There are different methods to install packages in Azure Databricks:

GUI Method

Method1: Using libraries

To make third-party or locally-built code available to notebooks and jobs running on your clusters, you can install a library. Libraries can be written in Python, Java, Scala, and R. You can upload Java, Scala, and Python libraries and point to external packages in PyPI, Maven, and CRAN repositories.

Steps to install third party libraries:

Step1: Create Databricks Cluster.

Step2: Select the cluster created.

Step3: Select Libraries => Install New => Select Library Source = "Maven" => Coordinates => Search Packages => Select Maven Central => Search for the package required. Example: (GDAL) => Select the version (3.0.0) required => Install

enter image description here

Notebook methods

Method2: Using Cluster-scoped init scripts

Cluster-scoped init scripts are init scripts defined in a cluster configuration. Cluster-scoped init scripts apply to both clusters you create and those created to run jobs. Since the scripts are part of the cluster configuration, cluster access control lets you control who can change the scripts.
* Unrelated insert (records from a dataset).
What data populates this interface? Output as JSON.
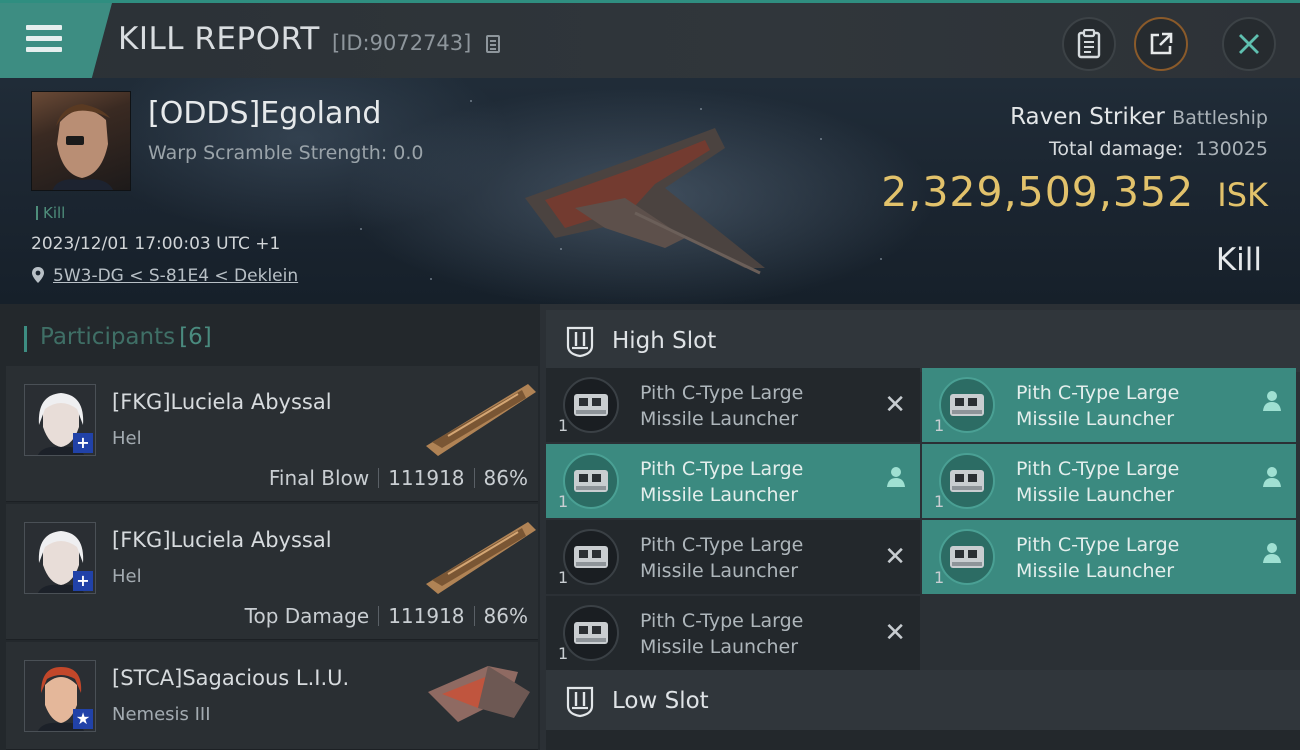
{
  "header": {
    "title": "KILL REPORT",
    "id_text": "[ID:9072743]",
    "buttons": [
      "copy-report",
      "share",
      "close"
    ]
  },
  "victim": {
    "name": "[ODDS]Egoland",
    "warp": "Warp Scramble Strength: 0.0",
    "tag": "Kill",
    "date": "2023/12/01 17:00:03 UTC +1",
    "location": "5W3-DG < S-81E4 < Deklein",
    "ship": "Raven Striker",
    "ship_class": "Battleship",
    "total_damage_label": "Total damage:",
    "total_damage": "130025",
    "isk_value": "2,329,509,352",
    "isk_unit": "ISK",
    "result": "Kill"
  },
  "participants": {
    "label": "Participants",
    "count": "[6]",
    "rows": [
      {
        "name": "[FKG]Luciela Abyssal",
        "ship": "Hel",
        "role": "Final Blow",
        "damage": "111918",
        "percent": "86%",
        "badge": "+"
      },
      {
        "name": "[FKG]Luciela Abyssal",
        "ship": "Hel",
        "role": "Top Damage",
        "damage": "111918",
        "percent": "86%",
        "badge": "+"
      },
      {
        "name": "[STCA]Sagacious L.I.U.",
        "ship": "Nemesis III",
        "badge": "★"
      }
    ]
  },
  "slots": {
    "high_label": "High Slot",
    "low_label": "Low Slot",
    "modules": [
      {
        "line1": "Pith C-Type Large",
        "line2": "Missile Launcher",
        "qty": "1",
        "state": "destroyed"
      },
      {
        "line1": "Pith C-Type Large",
        "line2": "Missile Launcher",
        "qty": "1",
        "state": "dropped"
      },
      {
        "line1": "Pith C-Type Large",
        "line2": "Missile Launcher",
        "qty": "1",
        "state": "dropped"
      },
      {
        "line1": "Pith C-Type Large",
        "line2": "Missile Launcher",
        "qty": "1",
        "state": "dropped"
      },
      {
        "line1": "Pith C-Type Large",
        "line2": "Missile Launcher",
        "qty": "1",
        "state": "destroyed"
      },
      {
        "line1": "Pith C-Type Large",
        "line2": "Missile Launcher",
        "qty": "1",
        "state": "dropped"
      },
      {
        "line1": "Pith C-Type Large",
        "line2": "Missile Launcher",
        "qty": "1",
        "state": "destroyed"
      }
    ]
  },
  "colors": {
    "accent": "#3d8d82",
    "isk": "#e2c26b",
    "dropped_bg": "#3b8a80",
    "destroyed_bg": "#23282c"
  }
}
Step1: Add the DBFS path dbfs:/databricks/scripts/gdal_install.sh to the cluster init scripts

# --- Run 1x to setup the init script. ---
# Restart cluster after running.
dbutils.fs.put("/databricks/scripts/gdal_install.sh","""
#!/bin/bash
sudo add-apt-repository ppa:ubuntugis/ppa
sudo apt-get update
sudo apt-get install -y cmake gdal-bin libgdal-dev python3-gdal""",
True)

Step2: Restart the cluster after running step1 for the first time.

Method3: Python packages are installed in the Spark container using pip install.

Using pip to install "psutil" library.

enter image description here

Method4: Library utilities

The library utility is deprecated.

Library utilities allow you to install Python libraries and create an environment scoped to a notebook session. The libraries are available both on the driver and on the executors, so you can reference them in UDFs. This enables:

Library dependencies of a notebook to be organized within the notebook itself. Notebook users with different library dependencies to share a cluster without interference.

enter image description here

CLI & API Methods

Method5: Libraries CLI

You run Databricks libraries CLI subcommands by appending them to databricks libraries.

databricks libraries -h

Install a JAR from DBFS:

databricks libraries install --cluster-id $CLUSTER_ID --jar dbfs:/test-dir/test.jar

Method6: Libraries API

The Libraries API allows you to install and uninstall libraries and get the status of libraries on a cluster.

Install libraries on a cluster. The installation is asynchronous - it completes in the background after the request. 2.0/libraries/install

Example Request:

{
  "cluster_id": "10201-my-cluster",
  "libraries": [
    {
      "jar": "dbfs:/mnt/libraries/library.jar"
    },
    {
      "egg": "dbfs:/mnt/libraries/library.egg"
    },
    {
      "whl": "dbfs:/mnt/libraries/mlflow-0.0.1.dev0-py2-none-any.whl"
    },
    {
      "whl": "dbfs:/mnt/libraries/wheel-libraries.wheelhouse.zip"
    },
    {
      "maven": {
        "coordinates": "org.jsoup:jsoup:1.7.2",
        "exclusions": ["slf4j:slf4j"]
      }
    },
    {
      "pypi": {
        "package": "simplejson",
        "repo": "https://my-pypi-mirror.com"
      }
    },
    {
      "cran": {
        "package": "ada",
        "repo": "https://cran.us.r-project.org"
      }
    }
  ]
}